Statistics for fun - The Motive Center
Statistics for fun|
I'll look for the How to Lie book.
I was forced to learn the subject because regulations require statistical analysis of water quality data. Unfortunately the regs are badly written and require things that aren't well justified by the nature of the data... in any case I had to come up to speed in order to understand what the regs meant and what was actually justifiable. Now I'm in danger of becoming a statistics geek. (Did you know the Challenger disaster was in large part caused by failure to properly handle censored data?)
No! What's the story on that? Censored data? Does that mean they didn't have the data they needed because it was censored?
"Censored" in statistics means data that are known only to be above or below some threshold value. In my field, the threshold values are laboratory limits of detection, which "censor" the numbers below the limits. Often, a large proportion of the data are below the detection limit. These limits are based on technical processes, not health risks - so the censored data might be important, yet conventional statistics cannot make use of them.
In the Challenger case, engineers were concerned about the possible failure of O-rings at low temperatures.
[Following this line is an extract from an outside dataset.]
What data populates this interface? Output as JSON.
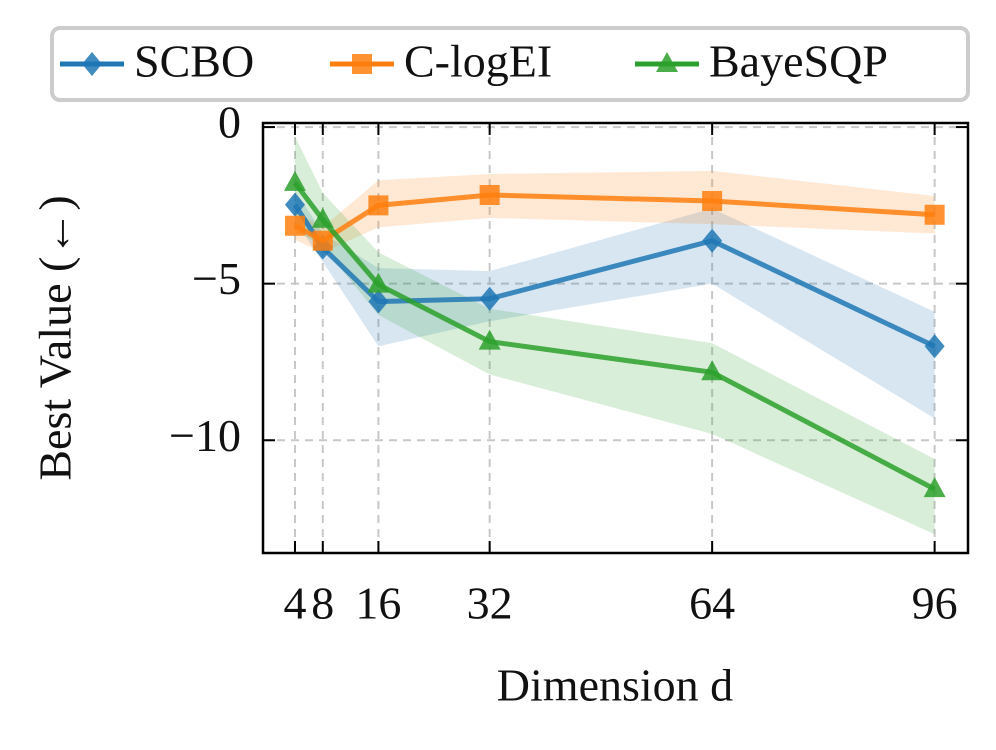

They had done a number of tests at different temperature ranges, and the night before the launch, they sent a graph to managers in an attempt to convince them to scrub. The graph showed the number of damage incidents as a function of temperature, but it had a major flaw: Tests where no damage had occured were not plotted. (This is very common, in fact it is the usual way people treat censored data - they exclude all the data below the threshold, because it isn't amenable to conventional analysis.) No data were available for the very low temperatures expected at launch time, because no testing had been done at those temps.
The graph showed only a few points, with no apparent pattern. The Rogers Commission produced a graph, constructed the same way as the original but with the non-detect values added, indicating a pattern of increasing failures with decreasing temperatures. A graph showing the proportion of failures by temperature range makes it strikingly obvious that low temperatures presented a greatly increased risk of failure.
(This is condensed from the introduction to Dennis Helsel's extremely useful book, "Nondetects and Data Analysis," Wiley Interscience 2005. It's the most powerful introduction to a book I've ever read.)